Dtsch Med Wochenschr 2012; 137 - A171
DOI: 10.1055/s-0032-1323334

Zusammenhang der Impfung gegen Poliomyelitis mit Inzidenz und Mortalität in Deutschland – Zeitreihenanalysen zur Bestimmung des epidemiologischen Nutzens

S Klein 1, I Schöneberg 2, G Krause 2
  • 1Charité Universitätsmedizin, Berlin
  • 2Robert Koch-Institut, Berlin

Einleitung: Poliomyelitis ist eine impfpräventable Erkrankung, die noch in den 50er Jahren auch in Deutschland eine große Krankheitslast verursacht hat. Für Deutschland wird der Zusammenhang der Einführung der inaktivierten (IPV) und der oralen (OPV) Poliomyelitis-Impfung mit Veränderungen der Morbidität und Mortalität an Poliomyelitis untersucht.

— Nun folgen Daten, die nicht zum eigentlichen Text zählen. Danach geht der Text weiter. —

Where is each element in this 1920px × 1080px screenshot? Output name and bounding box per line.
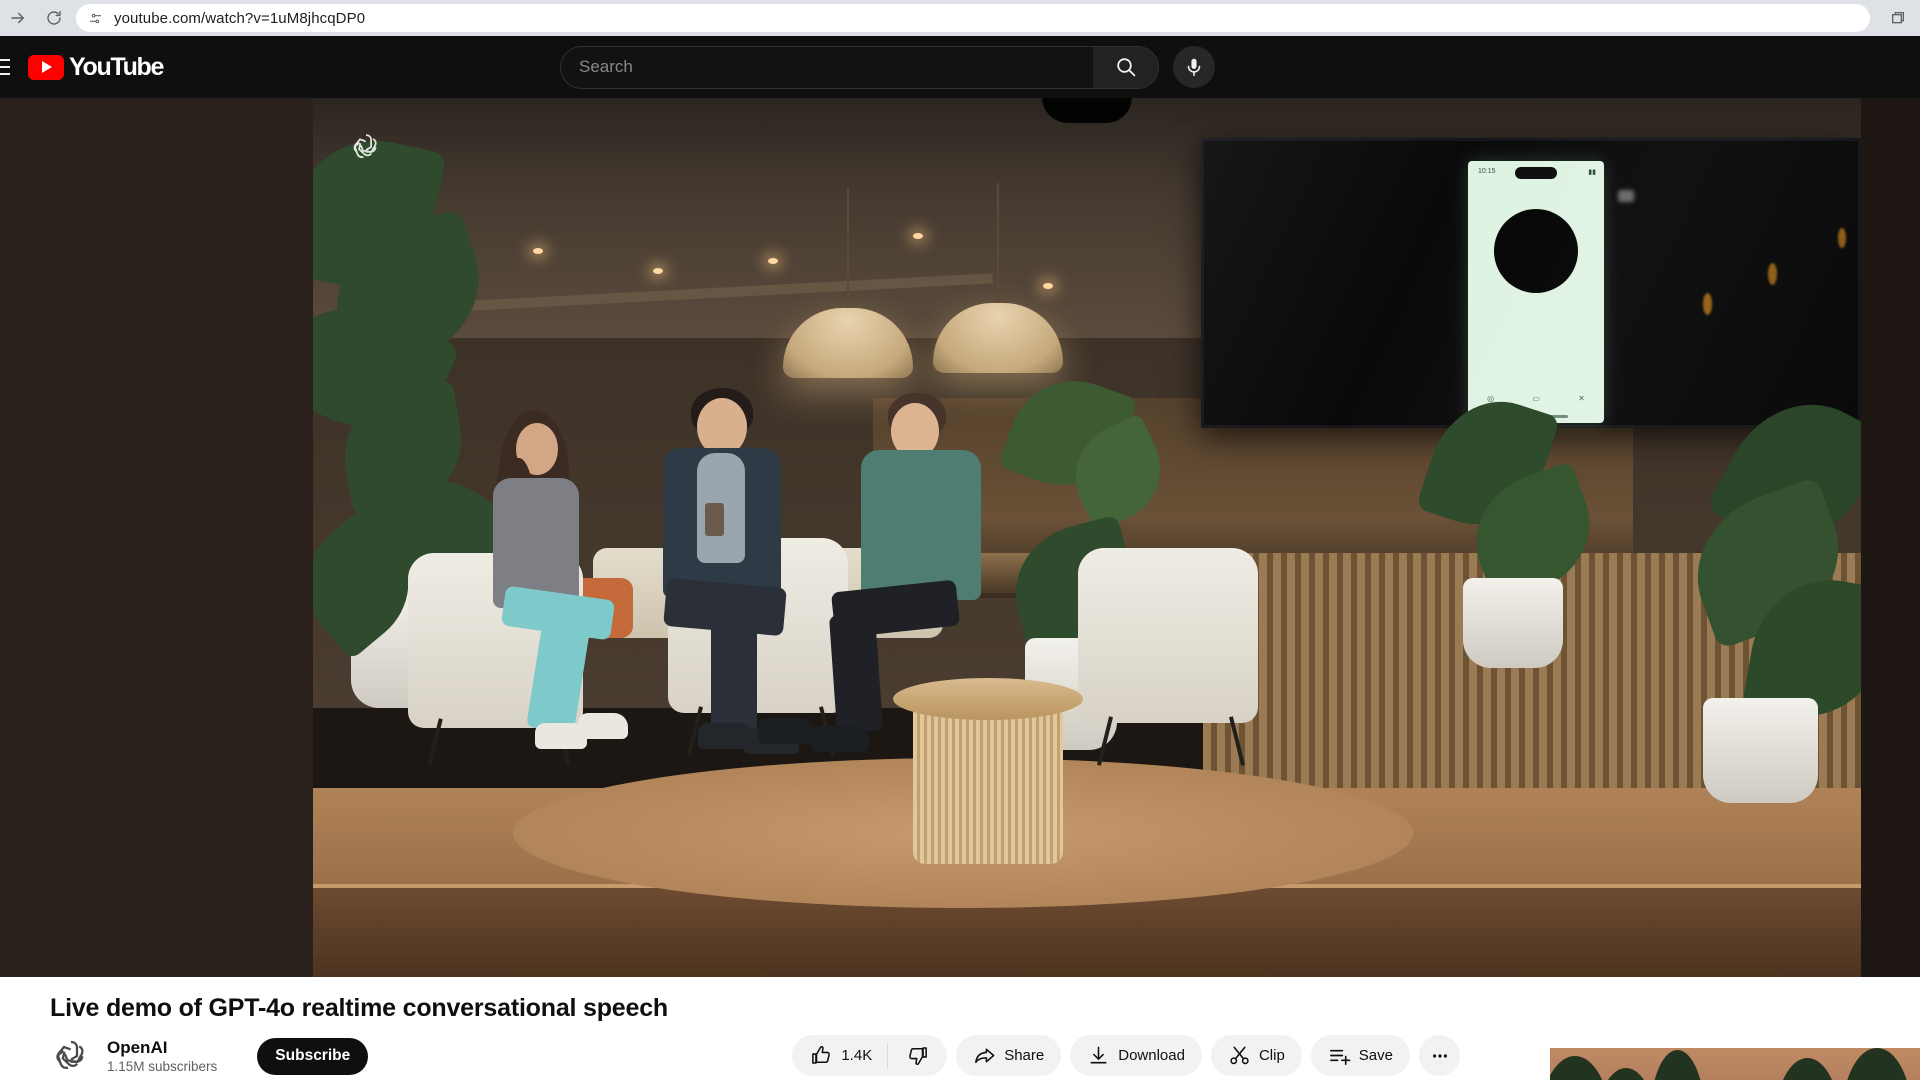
clip-label: Clip (1258, 1047, 1285, 1064)
masthead-center (560, 45, 1590, 89)
channel-avatar[interactable] (50, 1035, 92, 1077)
hamburger-line (0, 59, 10, 61)
save-to-playlist-icon (1329, 1049, 1351, 1065)
masthead-start: YouTube (0, 47, 560, 87)
video-action-bar: 1.4K Share Download Clip Save (792, 1035, 1460, 1076)
plant-pot (1703, 698, 1818, 803)
video-owner-row: OpenAI 1.15M subscribers Subscribe (50, 1035, 369, 1077)
save-button[interactable]: Save (1310, 1035, 1410, 1076)
openai-logo-icon (353, 134, 377, 158)
dislike-button[interactable] (888, 1035, 947, 1076)
arrow-forward-icon (11, 12, 24, 24)
video-frame: 10:15 ▮▮ ◎ ▭ ✕ (313, 98, 1861, 977)
voice-search-button[interactable] (1173, 46, 1215, 88)
window-controls (1880, 0, 1920, 36)
voice-assistant-orb (1494, 209, 1578, 293)
address-bar[interactable]: youtube.com/watch?v=1uM8jhcqDP0 (76, 4, 1870, 32)
search-input[interactable] (579, 57, 1093, 77)
player-scrub-preview (1042, 98, 1132, 123)
channel-info: OpenAI 1.15M subscribers (107, 1037, 217, 1076)
ceiling-light (533, 248, 543, 254)
stage-table-base (913, 696, 1063, 864)
person-shoe (758, 718, 814, 744)
phone-notch (1515, 167, 1557, 179)
video-player[interactable]: 10:15 ▮▮ ◎ ▭ ✕ (313, 98, 1861, 977)
scissors-icon (1230, 1046, 1249, 1065)
channel-name[interactable]: OpenAI (107, 1037, 217, 1058)
player-right-gutter (1861, 98, 1920, 977)
stage-chair (1078, 548, 1258, 723)
youtube-logo[interactable]: YouTube (28, 52, 164, 82)
ceiling-light (913, 233, 923, 239)
youtube-play-icon (28, 54, 64, 80)
tv-reflection (1838, 228, 1846, 248)
url-text: youtube.com/watch?v=1uM8jhcqDP0 (114, 9, 366, 27)
suggested-video-thumbnail[interactable]: PUBLIC LANDS (1550, 1048, 1920, 1080)
forward-button[interactable] (0, 0, 36, 36)
watch-page: 10:15 ▮▮ ◎ ▭ ✕ Live demo of GPT-4o realt… (0, 98, 1920, 1080)
site-settings-icon[interactable] (84, 7, 106, 29)
like-button[interactable]: 1.4K (792, 1035, 887, 1076)
restore-window-icon (1892, 12, 1904, 24)
person-shoe (578, 713, 628, 739)
openai-logo-watermark (349, 130, 383, 164)
ceiling-light (653, 268, 663, 274)
tv-reflection (1703, 293, 1712, 315)
search-button[interactable] (1093, 45, 1159, 89)
subscribe-button[interactable]: Subscribe (257, 1037, 369, 1075)
microphone-icon (1187, 58, 1201, 77)
held-phone (705, 503, 724, 536)
youtube-logo-text: YouTube (69, 52, 164, 81)
more-horizontal-icon (1432, 1053, 1447, 1058)
phone-status-icons: ▮▮ (1588, 169, 1596, 176)
close-icon: ✕ (1578, 393, 1585, 403)
stage-table-top (893, 678, 1083, 720)
like-dislike-group: 1.4K (792, 1035, 948, 1076)
like-count: 1.4K (841, 1047, 873, 1064)
hamburger-line (0, 73, 10, 75)
download-label: Download (1118, 1047, 1185, 1064)
more-actions-button[interactable] (1419, 1035, 1460, 1076)
share-label: Share (1004, 1047, 1045, 1064)
search-form (560, 45, 1215, 89)
suggestions-sidebar: PUBLIC LANDS (1550, 1048, 1920, 1080)
youtube-masthead: YouTube (0, 36, 1920, 98)
share-arrow-icon (975, 1048, 995, 1064)
plant-pot (1463, 578, 1563, 668)
hamburger-menu-icon[interactable] (0, 47, 10, 87)
channel-subscriber-count: 1.15M subscribers (107, 1058, 218, 1074)
hamburger-line (0, 66, 10, 68)
person-torso (861, 450, 981, 600)
browser-toolbar: youtube.com/watch?v=1uM8jhcqDP0 (0, 0, 1920, 36)
search-input-wrapper[interactable] (560, 45, 1093, 89)
ceiling-light (768, 258, 778, 264)
save-label: Save (1358, 1047, 1393, 1064)
phone-status-time: 10:15 (1478, 168, 1496, 175)
reload-icon (47, 10, 61, 25)
person-leg (711, 618, 757, 733)
tv-reflection (1768, 263, 1777, 285)
mute-icon: ▭ (1532, 393, 1540, 403)
tune-icon (89, 13, 101, 23)
search-icon (1116, 58, 1135, 77)
openai-logo-icon (56, 1040, 84, 1069)
tv-reflection (1618, 190, 1634, 202)
share-button[interactable]: Share (956, 1035, 1062, 1076)
stage-television: 10:15 ▮▮ ◎ ▭ ✕ (1201, 138, 1861, 428)
download-icon (1090, 1046, 1107, 1064)
thumbs-down-icon (909, 1047, 928, 1066)
phone-screen: 10:15 ▮▮ ◎ ▭ ✕ (1468, 161, 1604, 423)
reload-button[interactable] (36, 0, 72, 36)
person-shoe (811, 726, 869, 752)
clip-button[interactable]: Clip (1210, 1035, 1302, 1076)
thumbs-up-icon (812, 1045, 831, 1064)
video-title: Live demo of GPT-4o realtime conversatio… (50, 994, 668, 1022)
restore-window-button[interactable] (1880, 0, 1916, 36)
person-leg (828, 612, 884, 734)
download-button[interactable]: Download (1070, 1035, 1202, 1076)
player-left-gutter (0, 98, 313, 977)
ceiling-light (1043, 283, 1053, 289)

Methoden: Es wurden Fall- und Sterbefall- sowie Bevölkerungsdaten der Jahre 1910/1911–2010 (Deutsches Reich, DDR, BRD) recherchiert und erfasst sowie Inzidenz und Mortalität an Poliomyelitis berechnet und als Zeitreihen dargestellt. Schließlich wurden „interupted time series“-Analysen durchgeführt, um den Zusammenhang der Einführung einerseits der freiwilligen IPV-Impfung 1958 und der OPV-Pflichtimpfung 1961 in der DDR und andererseits der freiwilligen IPV-Impfung 1954 und der OPV-Impfung 1960 in der BRD mit Inzidenz und Mortalität an Poliomyelitis zu bestimmen.

Ergebnisse: Für die freiwillige IPV-Impfung ist weder in der DDR, noch in der BRD ein Zusammenhang mit der Morbidität und Mortalität an Poliomyelitis ermittelbar. Dagegen ging mit Einführung der OPV-Impfung in der DDR und BRD ein deutlicher Rückgang der Inzidenz (DDR: Niveau: –6,530/100.000; p<0,000; Trend: –0,134/100.000; p=0,002; BRD: Niveau: –7,330/100.000; p<0,000; Trend: –0,163/100.000; p=0,001) und Mortalität (BRD: Niveau: –0,659/100.000; p<0,000; Trend: –0,012/100.000; p=0,015) einher.

Diskussion Fall- und Todesfalldaten liegen für die Anfangsjahre der Erfassung nicht nach Alter und Geschlecht vor, daher konnte keine Alters- und Geschlechtsstandardisierung vorgenommen werden. Trotz der Unterschiede bei der Fallzahlerfassung vor und nach Einführung der OPV-Impfung ergibt sich ein deutlicher Hinweis auf einen großen epidemiologischen Nutzen. Neben den hier betrachteten Effekten können weitere Aspekte in die Abwägung des epidemiologischen Nutzens (z.B. Altersverschiebung, Ausbleiben des Sommer-Herbst-Gipfels) einbezogen werden.